I've being searching for a proper tutorial online about how to use map and reduce, but almost every code about WordCount sucks and doesn't really explain you how to use each function. I've seen everything about the theory, the keys, the map etc, but there is no CODE for example doing something different than WordCount.
I am using Ubuntu 20.10 on Virtual Box and Hadoop version 3.2.1 (if you need any more info comment me).
My task is to manage a file that contains several data for athletes that took place on the Olympics.
You will see that it contains a variety of info, like name, sex, age, weight, height etc.
I will show an example here (hope you understand it):
ID Name Sex Age Height Weight Team NOC Games Year Season City
Sport Event Medal
1 A Dijiang M 24 180 80 China CHN 1992 Summer 1992 Summer Barcelona
Basketball Basketball Men's Basketball NA
Until now, I had to deal with data that are same to all of the records, like name or ID,
which are similar to each other.
(imagine having one participant more than once, that is my problem
at different period of time, so reduce cant recognise the records as same)
If I could change the key / recognision of the reduce function to the name for example of the participant, then I should have my correct result.

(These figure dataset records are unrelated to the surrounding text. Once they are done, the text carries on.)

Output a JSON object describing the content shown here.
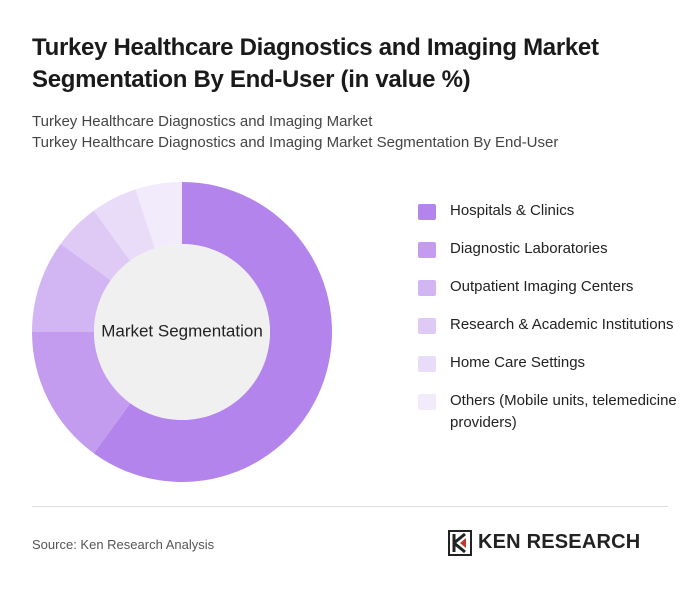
{
  "chart_data": {
    "type": "donut",
    "title": "Turkey Healthcare Diagnostics and Imaging Market Segmentation By End-User (in value %)",
    "subtitles": [
      "Turkey Healthcare Diagnostics and Imaging Market",
      "Turkey Healthcare Diagnostics and Imaging Market Segmentation By End-User"
    ],
    "center_label": "Market Segmentation",
    "categories": [
      "Hospitals & Clinics",
      "Diagnostic Laboratories",
      "Outpatient Imaging Centers",
      "Research & Academic Institutions",
      "Home Care Settings",
      "Others (Mobile units, telemedicine providers)"
    ],
    "values": [
      60,
      15,
      10,
      5,
      5,
      5
    ],
    "colors": [
      "#b284ec",
      "#c39cf0",
      "#d2b6f3",
      "#dfcaf6",
      "#e9dcf9",
      "#f2ebfc"
    ]
  },
  "footer": {
    "source": "Source: Ken Research Analysis",
    "brand": "KEN RESEARCH"
  }
}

In this code I search for players that won at least on medal.
My main is:
import org.apache.hadoop.fs.Path;
import org.apache.hadoop.io.IntWritable;
import org.apache.hadoop.io.Text;
import org.apache.hadoop.conf.Configuration;
import org.apache.hadoop.mapreduce.Job;
import org.apache.hadoop.mapreduce.lib.input.FileInputFormat;
import org.apache.hadoop.mapreduce.lib.output.FileOutputFormat;
public class NewWordCount {
public static void main(String[] args) throws Exception {
if(args.length != 3) {
System.err.println("Give the correct arguments.");
System.exit(3);
}
// Job 1.
Configuration conf = new Configuration();
Job job = Job.getInstance(conf, "count");
job.setJarByClass(NewWordCount.class);
job.setOutputKeyClass(Text.class);
job.setOutputValueClass(IntWritable.class);
job.setMapperClass(NewWordMapper.class);
job.setCombinerClass(NewWordReducer.class);
job.setReducerClass(NewWordReducer.class);
FileInputFormat.addInputPath(job, new Path(args[0]));
FileOutputFormat.setOutputPath(job,new Path(args[1]));
job.waitForCompletion(true);
}
}
My Mapper is:
import java.io.IOException;
import org.apache.hadoop.io.IntWritable;
import org.apache.hadoop.io.LongWritable;
import org.apache.hadoop.io.Text;
import org.apache.hadoop.mapreduce.Mapper;
public class NewWordMapper extends Mapper <LongWritable, Text, Text, IntWritable> {
private final static IntWritable one = new IntWritable();
private Text word = new Text();
private String name = new String();
private String sex = new String();
private String age = new String();
private String team = new String();
private String sport = new String();
private String games = new String();
private String sum = new String();
private String gold = "Gold";
private String silver = "Silver";
private String bronze = "Bronze";
public void map(LongWritable key, Text value, Context context) throws IOException,InterruptedException {
if(((LongWritable)key).get() == 0) {
return;
}
String line = value.toString();
String[] arrOfStr = line.split(",");
int counter = 0;
for(String a : arrOfStr) {
if(counter == 14) {
// setting the type of medal each player has won.
word.set(a);
// checking if the medal is gold.
if(a.compareTo(gold) == 0 || a.compareTo(silver) == 0 || a.compareTo(bronze) == 0) {
String[] goldenStr = line.split(",");
name = goldenStr[1];
sex = goldenStr[2];
age = goldenStr[3];
team = goldenStr[6];
sport = goldenStr[12];
games = goldenStr[8];
sum = name + "," + sex + "," + age + "," + team + "," + sport + "," + games;
word.set(sum);
context.write(word, one);
}
}
counter++;
}
}
}
My Reducer is:
import java.io.IOException;
import org.apache.hadoop.io.IntWritable;
import org.apache.hadoop.io.Text;
import org.apache.hadoop.mapreduce.Reducer;
public class NewWordReducer extends Reducer <Text, IntWritable, Text, IntWritable> {
public void reduce(Text key, Iterable<IntWritable> values, Context context) throws IOException, InterruptedException {
int count = 0;
for(IntWritable val : values) {
String line = val.toString();
String[] arrOfStr = line.split(",");
String name = arrOfStr[0];
count += val.get();
}
context.write(key, new IntWritable(count));
}
}